Many swingers have organized themselves into small circles of friends who meet regularly. They go to a club or partyhouse together to experiment among themselves, dance, drink, and enjoy the vibe. Some of these circles also enjoy backyard bbq with all the kids present and clothes on. But you won't find them moving in together. The people I have met who do this are great flirts but want to go home at night to stability. The women enjoy selecting partners from a pool and having more than one guy on a string.

A number of couples go looking for other couples or one other person to be a "steady date". Some of these folks expect to face boundary issues and work them out. Finding a single man or single woman who wants to be a sexual toy on a steady basis is not easy. The couples often try to take them home from swing parties but I hear mostly that results in drama when a single woman is involved - some of the single guys go quite willingly.
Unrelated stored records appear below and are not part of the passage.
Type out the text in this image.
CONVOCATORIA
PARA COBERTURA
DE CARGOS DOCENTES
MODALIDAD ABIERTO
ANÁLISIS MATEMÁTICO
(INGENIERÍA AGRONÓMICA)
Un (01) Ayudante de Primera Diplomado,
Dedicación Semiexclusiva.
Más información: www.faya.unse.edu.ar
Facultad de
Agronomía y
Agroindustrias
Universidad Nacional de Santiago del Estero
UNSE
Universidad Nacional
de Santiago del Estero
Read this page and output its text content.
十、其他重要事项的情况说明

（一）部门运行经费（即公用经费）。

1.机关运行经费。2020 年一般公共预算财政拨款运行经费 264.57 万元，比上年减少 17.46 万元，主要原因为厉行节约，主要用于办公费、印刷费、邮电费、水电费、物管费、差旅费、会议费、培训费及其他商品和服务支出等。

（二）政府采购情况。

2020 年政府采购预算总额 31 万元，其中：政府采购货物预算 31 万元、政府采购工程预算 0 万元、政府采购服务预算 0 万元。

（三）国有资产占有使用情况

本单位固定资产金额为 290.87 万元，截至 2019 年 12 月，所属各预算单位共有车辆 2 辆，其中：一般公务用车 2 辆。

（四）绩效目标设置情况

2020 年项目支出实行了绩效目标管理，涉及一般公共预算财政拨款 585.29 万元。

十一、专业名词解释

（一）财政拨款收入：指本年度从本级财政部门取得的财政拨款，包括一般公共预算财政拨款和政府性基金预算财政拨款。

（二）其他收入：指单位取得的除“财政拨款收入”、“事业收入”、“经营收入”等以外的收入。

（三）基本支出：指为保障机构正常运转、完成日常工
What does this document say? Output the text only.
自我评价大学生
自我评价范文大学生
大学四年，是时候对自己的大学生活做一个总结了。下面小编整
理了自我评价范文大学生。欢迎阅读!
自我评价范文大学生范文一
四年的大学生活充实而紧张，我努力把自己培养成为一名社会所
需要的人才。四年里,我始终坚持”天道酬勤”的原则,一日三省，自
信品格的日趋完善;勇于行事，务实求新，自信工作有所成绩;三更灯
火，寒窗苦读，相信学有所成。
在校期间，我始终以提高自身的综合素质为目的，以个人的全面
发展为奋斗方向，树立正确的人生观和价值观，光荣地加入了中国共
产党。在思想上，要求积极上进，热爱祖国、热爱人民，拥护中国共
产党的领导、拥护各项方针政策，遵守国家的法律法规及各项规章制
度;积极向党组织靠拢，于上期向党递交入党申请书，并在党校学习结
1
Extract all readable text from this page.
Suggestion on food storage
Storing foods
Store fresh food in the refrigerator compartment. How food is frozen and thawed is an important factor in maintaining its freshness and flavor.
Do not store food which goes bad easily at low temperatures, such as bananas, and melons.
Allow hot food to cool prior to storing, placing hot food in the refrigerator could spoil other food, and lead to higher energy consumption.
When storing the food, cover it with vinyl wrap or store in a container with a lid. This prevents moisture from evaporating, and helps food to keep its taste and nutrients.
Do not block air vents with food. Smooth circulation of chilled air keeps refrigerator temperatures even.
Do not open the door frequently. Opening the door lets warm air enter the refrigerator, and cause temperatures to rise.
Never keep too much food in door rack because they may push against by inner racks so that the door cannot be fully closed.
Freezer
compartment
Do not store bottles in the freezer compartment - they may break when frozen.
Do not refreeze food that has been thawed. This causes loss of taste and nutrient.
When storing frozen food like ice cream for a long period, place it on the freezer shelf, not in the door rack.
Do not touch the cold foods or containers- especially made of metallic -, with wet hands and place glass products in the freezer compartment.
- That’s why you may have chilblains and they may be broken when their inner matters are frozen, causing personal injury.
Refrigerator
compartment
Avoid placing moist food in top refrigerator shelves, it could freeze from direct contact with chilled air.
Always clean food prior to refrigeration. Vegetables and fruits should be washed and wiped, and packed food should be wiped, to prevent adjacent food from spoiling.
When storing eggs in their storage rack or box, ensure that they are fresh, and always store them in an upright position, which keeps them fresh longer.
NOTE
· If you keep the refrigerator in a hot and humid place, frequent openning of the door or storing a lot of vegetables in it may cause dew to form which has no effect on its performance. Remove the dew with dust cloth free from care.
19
A significant number of the guys who want solely physical encounters with women have been recruited into "gang bang teams". Party organizers arrange parties for women or couples where her pleasure is the central objective of the evening (or noon hour). The men usually face rules and restrictions as well as specific expectations. It is almost always uncool to try to make contact with the woman or couple after the party. It is always ok for the woman to initiate contact with a man after a party, but going the other way suggests you are too aggressive or might be becoming attached. The woman, or couple, wants an experience without complications.

Those are the four patterns I have noticed going on in Florida in the past five years. When I was in Virginia and occasionally showing up at swing parties ten years ago it was almost all "bednotchers". Party hosts discouraged attempts at relationships outside the parties. I remember, from an orientation speech: "Just come to the party, have a good time, when it is over go to your own homes and what happened here, stays here."